Similarly, we can set breakpoints in each of the branching instructions and see what the binary is comparing out input to. We can see that the first three branching that we talked about above, checks for the letters ‘C’ ‘S’ and ‘E’, and then ERA*.+,), in the loop, afterward.

Entering CSEERA*.+,) as input, we solve challenge_1.

Challenge_2

From the main function, this time, the user is asked to input 16 characters, before calling the function challenge_2. Notably, in challenge_2, we can see a string being loaded, just after the stack gets initialized.

Upon closer analysis we can see that the string is ‘ezpzlemonsqeezy’ and it also shows up in the Defined Strings section.

Later, we can see a loop, similar to one we had on challenge_1.

On the very first instruction on the loop, we can see the specific string being loaded, and then the iterator is added, to access the character at the required offset of the string. Then, that character is being XOR-ed with 0x2a, and the result is being compared to our input. We can also see that the program branches off to exit the function if found the comparison was found unequal.

This can be easily scripted in Python, to find the flag.

s = 'ezpzlemonsqueezy'
print ''.join ([chr (ord(i)*0x2a) for i in s])

This brings us to OPZPFOGEDY[_OOPS, which can be used to solve this challenge.

It is also worth noting that the string can also be found by attaching the debugger to QEMU, like we did in challenge 1 and see what the branching instruction is comparing to, in each iteration.

Challenge_3

In challenge 3, we can see that the string ‘ezpzlemonsqueezy’ is loaded and passed into a function called arx. This function performs various operations on the string and produces a transformed string. The input for this challenge requires 16 characters and the reverse of the string produced by the arx() is compared with our input.
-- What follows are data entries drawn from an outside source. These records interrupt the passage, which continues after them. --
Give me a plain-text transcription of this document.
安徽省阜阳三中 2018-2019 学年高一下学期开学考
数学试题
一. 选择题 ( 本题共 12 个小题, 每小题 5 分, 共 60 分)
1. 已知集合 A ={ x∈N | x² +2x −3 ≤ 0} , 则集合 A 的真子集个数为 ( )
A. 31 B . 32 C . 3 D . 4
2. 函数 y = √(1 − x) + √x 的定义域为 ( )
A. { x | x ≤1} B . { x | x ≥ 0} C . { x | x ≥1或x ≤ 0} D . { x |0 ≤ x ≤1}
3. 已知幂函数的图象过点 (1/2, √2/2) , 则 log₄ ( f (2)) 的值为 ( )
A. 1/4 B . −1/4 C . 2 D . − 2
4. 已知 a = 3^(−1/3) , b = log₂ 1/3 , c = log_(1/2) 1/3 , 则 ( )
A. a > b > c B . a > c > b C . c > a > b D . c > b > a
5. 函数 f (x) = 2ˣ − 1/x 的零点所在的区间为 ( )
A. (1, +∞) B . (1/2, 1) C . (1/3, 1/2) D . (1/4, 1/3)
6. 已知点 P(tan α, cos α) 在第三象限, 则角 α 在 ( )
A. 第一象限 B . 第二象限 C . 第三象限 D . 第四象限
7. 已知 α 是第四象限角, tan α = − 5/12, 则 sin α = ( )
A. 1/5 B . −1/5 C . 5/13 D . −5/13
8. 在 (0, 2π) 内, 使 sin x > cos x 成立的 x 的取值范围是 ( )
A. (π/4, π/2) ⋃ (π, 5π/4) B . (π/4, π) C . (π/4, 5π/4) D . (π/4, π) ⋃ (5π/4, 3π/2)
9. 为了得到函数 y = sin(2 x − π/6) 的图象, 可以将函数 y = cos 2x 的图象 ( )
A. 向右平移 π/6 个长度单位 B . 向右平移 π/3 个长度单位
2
The working of arx() is as follows, There is a loop which iterates 10 times and in each iteration, the following actions are performed in the string:

And once the loop comes to an end, each character is replaced by its modulo with 0x3c added with 0x22

The code for arx() would be as follows:

void arx(char * st, int length) {
    for (int i = 0; i < 10; i++) {
        //Adding 0x11 to each character
        for (int j = 0; j < length; j++) {
            st[j] = st[j] + 0x11;
        }
        // Left rotation of the string
        char ch = st[0];
        for (int j = 0; j < length; j++) {
            st[j] = st[j + 1];
        }
        st[length - 1] = ch;
        //XOR each character with 0xd    
        for (int j = 0; j < length; j++) {
            st[j] = st[j] ^ 0xd;
        }
    }
    // Modulo and addition for each character
    for (int i = 0; i < length; i++) {
        st[i] = st[i] % 0x3c;
        st[i] = st[i] + 0x22;
    }
    return;
}

The required input can be obtained by making a simple python script implementing this logic:

def arx(s):
    l = [ord(i) for i in s]
    for _ in range(10):
        l = [ ((i+0x11)%0x100) for i in l]
        l = l[1:] + [l[0]]
        l = [ (i ^ 0xd) for i in l]
    l = [ ( (i%0x3c) + 0x22 ) for i in l ]
    return ''.join([chr(i) for i in l])

s = "ezpzlemonsqueezy"
print arx(s)[::-1]

The required input we obtain is: I0E;3.<2<3G<33C#

Conclusion

Here, we have presented the approach we used to solve the three given challenges in the RISC-V binary given as part of CSAW Embedded Security Challenge 2020. We have done so using the Ghidra SRE along with the RISC-V processor module using techniques such as static analysis and dynamic analysis.